Some commentators are suggesting the extent of these measures is too great given the strength now of the Australian economy and the monetary easing already implemented by the Reserve Bank.
However, even before the crisis, the economy had slowed below the Budget forecast of 2.75 per cent growth and the very serious implications of the crisis overseas justifies abnormal early action to offset downwards pressure here. This is the one occasion that a resort to Keynesian stimulatory policies is warranted.
Indeed, even with the measures already announced, Australia will be fortunate to avoid a period of three to four years of much lower levels of economic activity and employment.
No one can predict confidently economic growth in the period ahead and the many comforting forecasts from institutions should be treated with scepticism. Most such forecasters are trying either to calm nerves or promote their own interests.
The reality is that there is now a high risk of a global economic recession and, if that happens, it will be difficult for us to avoid one.
We cannot escape the effects of global developments and, with the virtual collapse of the world banking system as a supplier of credit, a much more difficult environment for recovery exists here than after the 1980s share market crash.
Even assuming the government guarantee allows our banking system to continue to obtain the large funding from overseas it previously has been accessing, it will now be much more cautious in its lending policies to companies and individuals. The large increase in debt levels in recent years will be taken into account.
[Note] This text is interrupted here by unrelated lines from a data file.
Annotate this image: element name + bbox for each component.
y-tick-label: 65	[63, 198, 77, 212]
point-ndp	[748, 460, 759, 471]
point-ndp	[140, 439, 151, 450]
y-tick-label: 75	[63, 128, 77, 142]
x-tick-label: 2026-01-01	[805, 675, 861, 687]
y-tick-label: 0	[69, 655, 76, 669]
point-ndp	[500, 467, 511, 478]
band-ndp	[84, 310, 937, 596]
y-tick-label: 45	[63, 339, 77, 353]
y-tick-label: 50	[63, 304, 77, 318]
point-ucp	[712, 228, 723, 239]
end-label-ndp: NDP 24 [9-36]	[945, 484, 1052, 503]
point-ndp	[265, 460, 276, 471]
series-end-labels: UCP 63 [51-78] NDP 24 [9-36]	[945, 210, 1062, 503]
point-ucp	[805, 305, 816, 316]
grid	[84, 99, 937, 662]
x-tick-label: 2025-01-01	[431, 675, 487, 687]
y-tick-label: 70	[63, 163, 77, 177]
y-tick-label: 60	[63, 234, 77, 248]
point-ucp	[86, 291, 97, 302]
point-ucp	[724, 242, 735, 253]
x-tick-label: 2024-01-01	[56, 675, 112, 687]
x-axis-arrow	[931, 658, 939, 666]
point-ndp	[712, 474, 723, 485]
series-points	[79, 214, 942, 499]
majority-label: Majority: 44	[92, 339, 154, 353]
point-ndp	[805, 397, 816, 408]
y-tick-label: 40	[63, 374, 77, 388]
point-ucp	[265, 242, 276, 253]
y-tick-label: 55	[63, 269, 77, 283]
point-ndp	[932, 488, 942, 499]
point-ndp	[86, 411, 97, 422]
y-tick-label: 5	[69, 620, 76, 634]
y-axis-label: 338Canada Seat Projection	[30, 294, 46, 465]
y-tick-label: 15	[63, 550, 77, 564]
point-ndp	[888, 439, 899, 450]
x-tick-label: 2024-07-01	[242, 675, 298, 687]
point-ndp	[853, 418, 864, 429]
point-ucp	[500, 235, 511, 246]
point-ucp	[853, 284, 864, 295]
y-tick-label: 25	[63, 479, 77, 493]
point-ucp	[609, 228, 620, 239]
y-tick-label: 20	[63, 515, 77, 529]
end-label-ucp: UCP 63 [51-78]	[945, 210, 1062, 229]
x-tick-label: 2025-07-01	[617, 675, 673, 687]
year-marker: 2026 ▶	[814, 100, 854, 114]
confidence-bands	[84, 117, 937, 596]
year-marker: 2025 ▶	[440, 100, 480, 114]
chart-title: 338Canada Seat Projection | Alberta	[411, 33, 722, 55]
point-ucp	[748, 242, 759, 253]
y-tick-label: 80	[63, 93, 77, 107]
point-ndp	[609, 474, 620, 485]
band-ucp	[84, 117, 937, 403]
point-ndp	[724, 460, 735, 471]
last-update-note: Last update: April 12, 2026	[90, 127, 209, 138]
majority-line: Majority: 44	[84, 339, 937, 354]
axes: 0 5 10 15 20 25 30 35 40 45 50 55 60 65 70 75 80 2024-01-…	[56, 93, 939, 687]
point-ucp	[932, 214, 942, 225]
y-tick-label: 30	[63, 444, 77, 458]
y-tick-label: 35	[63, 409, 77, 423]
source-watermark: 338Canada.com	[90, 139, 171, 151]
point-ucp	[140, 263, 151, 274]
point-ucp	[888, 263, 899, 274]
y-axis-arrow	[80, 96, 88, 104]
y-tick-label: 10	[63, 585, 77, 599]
Although the Prime Minister still claims strong Chinese growth will continue to buoy our exports, he fails to understand the relatively small aggregate importance of that demand source for Australia. Our exports to recession-bound Japan are a much higher proportion of total exports (22 per cent compared with 15 per cent to China) and are not as dependent on one export (iron ore) as those to China.
In these circumstances, the question is whether the measures the Government has taken already are sufficient. The most important additional action the Government could take would be to avoid introducing policies that will add to the increased uncertainty companies and individuals already face.
If the Government proceeds with its intended announcements before Christmas on workplace reforms and emission reductions, they will add greatly to uncertainty through the regulation of labour markets and of carbon emissions. These policies should be deferred for further consideration in three years’ time.
Equally, a continuation of the proposed large immigration program could only exacerbate what will be a higher rate of unemployment. This policy must be amended.